Enhancing Efficiency and High‐Value Chemicals Generation through Coupling Photocatalytic CO2 Reduction with Propane Oxidation

Abstract Conversion of CO 2 into high‐value chemicals using solar energy is one of promising approaches to achieve carbon neutrality. However, the oxidation of water in the photocatalytic CO 2 reduction is kinetically unfavorable due to multi‐electron and proton transfer processes, along with the difficulty in generating O−O bonds. To tackle these challenges, this study investigated the coupling reaction of photocatalytic CO 2 reduction and selective propane oxidation using the Pd/P25 (1 wt%) catalyst.
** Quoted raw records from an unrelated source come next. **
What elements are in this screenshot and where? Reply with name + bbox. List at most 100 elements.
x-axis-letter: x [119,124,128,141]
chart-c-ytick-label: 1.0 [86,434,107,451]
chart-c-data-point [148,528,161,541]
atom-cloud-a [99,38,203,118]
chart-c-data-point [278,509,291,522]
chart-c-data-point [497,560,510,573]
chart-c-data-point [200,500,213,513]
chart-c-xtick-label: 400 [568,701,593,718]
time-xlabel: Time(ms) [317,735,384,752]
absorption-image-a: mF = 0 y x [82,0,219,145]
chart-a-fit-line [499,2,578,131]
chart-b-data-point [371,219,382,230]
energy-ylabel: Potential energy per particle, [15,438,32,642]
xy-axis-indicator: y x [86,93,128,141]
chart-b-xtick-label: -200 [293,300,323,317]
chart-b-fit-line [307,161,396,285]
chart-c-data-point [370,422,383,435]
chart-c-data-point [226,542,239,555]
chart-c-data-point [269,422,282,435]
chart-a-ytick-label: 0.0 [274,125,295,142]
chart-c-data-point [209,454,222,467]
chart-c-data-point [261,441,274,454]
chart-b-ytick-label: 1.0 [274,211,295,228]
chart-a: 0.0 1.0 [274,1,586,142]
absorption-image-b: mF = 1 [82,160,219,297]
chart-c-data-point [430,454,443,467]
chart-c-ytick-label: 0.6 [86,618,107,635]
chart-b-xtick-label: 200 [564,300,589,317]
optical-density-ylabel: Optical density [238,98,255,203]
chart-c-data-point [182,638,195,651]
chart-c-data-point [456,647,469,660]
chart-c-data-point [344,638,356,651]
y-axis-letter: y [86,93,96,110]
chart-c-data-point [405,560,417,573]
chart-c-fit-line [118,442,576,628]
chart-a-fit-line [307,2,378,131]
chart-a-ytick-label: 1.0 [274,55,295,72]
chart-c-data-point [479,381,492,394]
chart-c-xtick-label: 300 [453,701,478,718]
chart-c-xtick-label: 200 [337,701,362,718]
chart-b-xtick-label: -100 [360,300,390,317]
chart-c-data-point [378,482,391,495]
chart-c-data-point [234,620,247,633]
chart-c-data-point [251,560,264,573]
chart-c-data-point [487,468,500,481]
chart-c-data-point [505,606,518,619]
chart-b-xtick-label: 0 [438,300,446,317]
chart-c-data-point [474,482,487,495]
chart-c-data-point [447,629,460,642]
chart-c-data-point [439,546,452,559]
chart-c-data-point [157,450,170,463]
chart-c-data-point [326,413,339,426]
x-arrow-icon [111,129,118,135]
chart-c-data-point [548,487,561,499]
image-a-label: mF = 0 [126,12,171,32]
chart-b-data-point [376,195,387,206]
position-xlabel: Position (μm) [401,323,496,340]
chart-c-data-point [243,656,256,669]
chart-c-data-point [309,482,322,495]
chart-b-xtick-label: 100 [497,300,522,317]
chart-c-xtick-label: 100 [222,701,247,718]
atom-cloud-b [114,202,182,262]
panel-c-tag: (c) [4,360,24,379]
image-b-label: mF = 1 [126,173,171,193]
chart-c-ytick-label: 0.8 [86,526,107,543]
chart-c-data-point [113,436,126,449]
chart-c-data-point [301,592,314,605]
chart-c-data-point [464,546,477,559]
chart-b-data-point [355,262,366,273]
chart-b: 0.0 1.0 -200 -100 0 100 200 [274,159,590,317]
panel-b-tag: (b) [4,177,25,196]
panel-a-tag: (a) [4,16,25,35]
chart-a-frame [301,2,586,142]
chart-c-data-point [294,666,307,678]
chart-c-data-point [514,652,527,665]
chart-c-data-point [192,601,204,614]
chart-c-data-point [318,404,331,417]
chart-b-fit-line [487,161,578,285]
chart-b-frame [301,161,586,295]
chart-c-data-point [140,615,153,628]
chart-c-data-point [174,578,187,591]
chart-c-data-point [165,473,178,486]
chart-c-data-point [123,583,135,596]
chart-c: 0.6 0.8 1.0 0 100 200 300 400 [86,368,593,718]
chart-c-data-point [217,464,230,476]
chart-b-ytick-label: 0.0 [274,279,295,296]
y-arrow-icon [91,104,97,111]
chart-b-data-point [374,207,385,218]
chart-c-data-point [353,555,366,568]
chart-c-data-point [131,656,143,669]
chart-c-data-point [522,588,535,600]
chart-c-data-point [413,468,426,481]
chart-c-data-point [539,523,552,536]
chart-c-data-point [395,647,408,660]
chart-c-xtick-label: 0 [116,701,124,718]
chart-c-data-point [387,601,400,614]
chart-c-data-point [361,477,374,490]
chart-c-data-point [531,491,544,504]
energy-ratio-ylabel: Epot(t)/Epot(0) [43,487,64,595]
Our findings reveal a significant improvement in CO 2 reduction, nearly fivefold higher, achieved by substituting water oxidation with selective propane oxidation. This substitution not only accelerates the process of CO 2 reduction but also yields valuable propylene. The relative ease of propane oxidation, compared to water, appears to increase the density of photogenerated electrons, ultimately enhancing the efficiency of CO 2 reduction. We further found that hydroxyl radicals and reduced intermediate (carboxylate species) played important roles in the photocatalytic reaction. These findings not only propose a potential approach for the efficient utilization of CO 2 through the coupling of selective propane oxidation into propylene, but also provide insights into the mechanistic understanding of the coupling reaction.